Most employees find punching a time clock demeaning, and they will waste time hovering around the clock before clocking in or out.
For the employer, processing timecards is cumbersome, mistake prone, and stokes a recordkeeping and storage problem.
Using time well
According to the team at Clockspot, pioneer in web time clocks, “you’ve got better things to do than spend your time wrestling with spreadsheets, impossible piles of paper and abusing that calculator you’ve owned since the 80’s.”
With an online web clock system, employees can check in and out from any location, on-site and off.
The Payroll function does not have to collect, read, and process cards or timesheets letting payroll and managers have a real-time view of tasks underway.
With a quality online web clock, you can track employee time and attribute the hours to a specific job or client order. And, these systems manage time off, PTO, and leaves, calculating hours consumed and hours remaining,
Web clocks will monitor employee shifts and forecast staffing needs creating reports that cover employee hours across the board and not just per employee day. They even trigger overtime reporting warns as employees approach allocated hours.
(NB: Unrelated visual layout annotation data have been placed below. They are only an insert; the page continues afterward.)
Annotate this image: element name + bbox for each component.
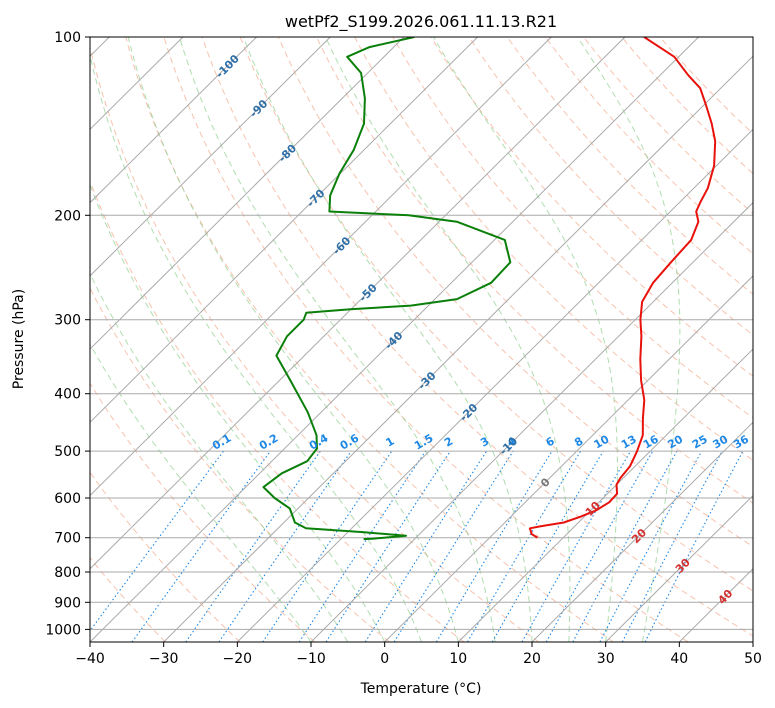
- isotherm: [90, 37, 478, 424]
- y-tick-label: 600: [54, 491, 81, 507]
- mixing-ratio-line: [185, 450, 321, 642]
- dry-adiabat: [468, 37, 753, 336]
- mixing-ratio-line: [325, 450, 451, 642]
- mixing-ratio-line: [364, 450, 488, 642]
- dry-adiabat: [316, 37, 753, 504]
- mixing-ratio-line: [467, 450, 582, 642]
- mixing-ratio-line: [491, 450, 604, 642]
- mixing-ratio-line: [572, 450, 678, 642]
- isotherm: [605, 494, 753, 642]
- isotherm: [90, 37, 699, 642]
- isotherm: [90, 37, 405, 350]
- moist-adiabat: [90, 53, 422, 642]
- x-tick-label: 30: [597, 651, 615, 667]
- mixing-ratio-line: [218, 450, 352, 642]
- dry-adiabat: [506, 37, 753, 295]
- isotherm: [531, 421, 753, 642]
- dry-adiabat: [163, 37, 689, 642]
- y-tick-label: 900: [54, 595, 81, 611]
- y-tick-label: 300: [54, 313, 81, 329]
- isobars: [90, 37, 753, 630]
- moist-adiabat: [243, 37, 533, 642]
- x-tick-label: 10: [449, 651, 467, 667]
- mixing-ratio-line: [131, 450, 271, 642]
- isotherm: [310, 201, 753, 642]
- plot-area: 0.1 0.2 0.4 0.6 1 1.5 2 3 4 6 8 10 13 16 20 25 30 36-100-…: [90, 37, 753, 642]
- isotherm: [90, 37, 626, 570]
- dry-adiabat: [354, 37, 753, 461]
- dry-adiabats: [90, 37, 753, 642]
- moist-adiabat: [577, 37, 681, 642]
- x-tick-label: −20: [223, 651, 253, 667]
- dry-adiabat: [90, 286, 390, 642]
- x-tick-label: 20: [523, 651, 541, 667]
- mixing-ratio-line: [521, 450, 632, 642]
- profile-lines: [262, 37, 717, 541]
- x-tick-label: 50: [744, 651, 762, 667]
- y-tick-label: 700: [54, 531, 81, 547]
- dry-adiabat: [201, 37, 753, 637]
- isotherm: [236, 128, 753, 642]
- moist-adiabat: [178, 37, 496, 642]
- isotherm: [384, 275, 753, 642]
- y-tick-label: 200: [54, 208, 81, 224]
- mixing-ratio-line: [599, 450, 703, 642]
- y-tick-label: 400: [54, 387, 81, 403]
- dry-adiabat: [392, 37, 753, 419]
- chart-title: wetPf2_S199.2026.061.11.13.R21: [285, 12, 557, 32]
- y-axis-ticks: 100 200 300 400 500 600 700 800 900 1000: [45, 30, 90, 638]
- plot-frame: [89, 36, 754, 643]
- moist-adiabat: [90, 272, 349, 642]
- x-axis-title: Temperature (°C): [360, 681, 482, 697]
- x-axis-ticks: −40 −30 −20 −10 0 10 20 30 40 50: [75, 642, 762, 667]
- isotherm: [90, 37, 552, 497]
- mixing-ratio-lines: [90, 450, 744, 642]
- dry-adiabat: [239, 37, 753, 592]
- dry-adiabat: [125, 37, 614, 642]
- mixing-ratio-line: [435, 450, 553, 642]
- dry-adiabat: [430, 37, 753, 377]
- y-tick-label: 100: [54, 30, 81, 46]
- profile-line: [262, 37, 512, 541]
- x-tick-label: 0: [380, 651, 389, 667]
- moist-adiabat: [325, 37, 571, 642]
- dry-adiabat: [583, 37, 753, 215]
- isotherm: [163, 55, 753, 642]
- moist-adiabat: [90, 183, 386, 642]
- mixing-ratio-line: [393, 450, 514, 642]
- isotherm: [90, 37, 257, 204]
- x-tick-label: −40: [75, 651, 105, 667]
- y-tick-label: 1000: [45, 622, 81, 638]
- x-tick-label: −10: [296, 651, 326, 667]
- dry-adiabat: [90, 382, 316, 642]
- moist-adiabat: [127, 37, 459, 642]
- isotherms: [90, 37, 753, 642]
- isotherm: [457, 348, 753, 642]
- profile-line: [529, 37, 717, 539]
- y-tick-label: 800: [54, 565, 81, 581]
- dry-adiabat: [90, 180, 465, 642]
- y-tick-label: 500: [54, 444, 81, 460]
- y-axis-title: Pressure (hPa): [11, 289, 27, 389]
- x-tick-label: 40: [670, 651, 688, 667]
- isotherm: [90, 37, 331, 277]
- dry-adiabat: [90, 45, 540, 642]
- dry-adiabat: [277, 37, 753, 548]
- x-tick-label: −30: [149, 651, 179, 667]
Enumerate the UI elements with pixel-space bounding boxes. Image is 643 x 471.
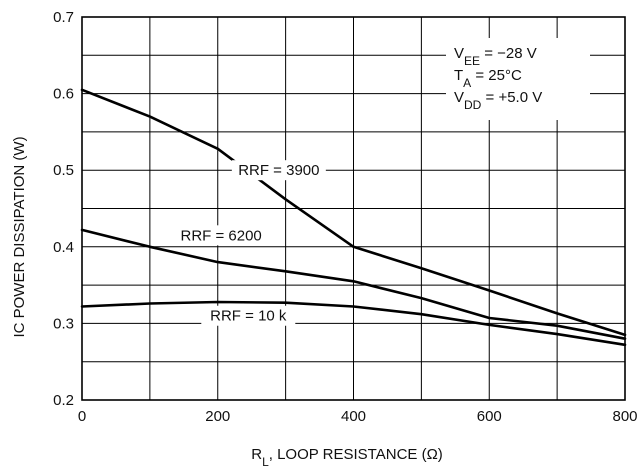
tick-labels: 0 200 400 600 800 0.2 0.3 0.4 0.5 0.6 0.7 [53, 9, 637, 425]
x-axis-label-subscript: L [262, 455, 269, 469]
series-labels: RRF = 3900 RRF = 6200 RRF = 10 k [174, 160, 326, 326]
condition-symbol: V [454, 45, 464, 62]
condition-symbol: V [454, 89, 464, 106]
condition-subscript: EE [464, 54, 480, 68]
condition-value: = 25°C [471, 67, 522, 84]
series-label-bg [231, 160, 326, 181]
series-label-bg [174, 225, 269, 246]
condition-line-1: VEE = −28 V [454, 45, 537, 68]
y-tick-label: 0.7 [53, 9, 74, 26]
series-label-1: RRF = 3900 [238, 162, 319, 179]
condition-value: = −28 V [480, 45, 537, 62]
series-line-2 [80, 228, 627, 341]
y-tick-label: 0.6 [53, 86, 74, 103]
x-tick-label: 200 [205, 408, 230, 425]
series-line-1 [80, 88, 627, 337]
condition-symbol: T [454, 67, 463, 84]
x-axis-label-symbol: R [251, 446, 262, 463]
condition-subscript: DD [464, 98, 482, 112]
series-label-bg [201, 305, 296, 326]
y-tick-label: 0.4 [53, 239, 74, 256]
x-axis-label-text: , LOOP RESISTANCE (Ω) [269, 446, 443, 463]
x-tick-label: 400 [341, 408, 366, 425]
condition-line-3: VDD = +5.0 V [454, 89, 542, 112]
x-tick-label: 0 [78, 408, 86, 425]
condition-line-2: TA = 25°C [454, 67, 522, 90]
conditions-box [446, 38, 590, 120]
series-lines [80, 88, 627, 347]
condition-value: = +5.0 V [481, 89, 542, 106]
condition-subscript: A [463, 76, 471, 90]
y-tick-label: 0.5 [53, 162, 74, 179]
series-line-3 [80, 300, 627, 347]
y-tick-label: 0.3 [53, 315, 74, 332]
x-tick-label: 600 [477, 408, 502, 425]
series-label-2: RRF = 6200 [180, 227, 261, 244]
plot-frame [81, 16, 626, 401]
x-tick-label: 800 [612, 408, 637, 425]
series-label-3: RRF = 10 k [210, 308, 287, 325]
x-axis-label: RL, LOOP RESISTANCE (Ω) [251, 446, 443, 469]
y-tick-label: 0.2 [53, 392, 74, 409]
y-axis-label: IC POWER DISSIPATION (W) [11, 136, 28, 337]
In short, payroll runs in minutes, and employees can see pay detail online. That alone makes an online web clock better than a payroll clerk because it records everything, reports what you want, and edits when you need to, backing up data day in and day out.
Time equalizes all things
As Robert Lee Hotz wrote in The Walls Street Journal, “time is a great equalizer.” And, whoever appears to control time has the power. If you want to manage effectively, you first need to manage time. And, online web clocks will help you do that well.
Controlling time
But while time might be the great equalizer, there are ways to win. Besides controlling and tracking time, you can also follow in the footsteps of great industrialists and invent fantastic devices to reduce the amount of labor required.
Take call center automation solutions, for example. These aren’t strictly necessary. You can run a help desk the conventional way. But the reality is that they make a massive difference by saving agents time and reducing energy expenditure.
The cloud, robotics, and even email marketing software does something similar. It reduces the amount of labor required in innumerable business endeavors. And the more you can do that at scale, the more efficient your business will be.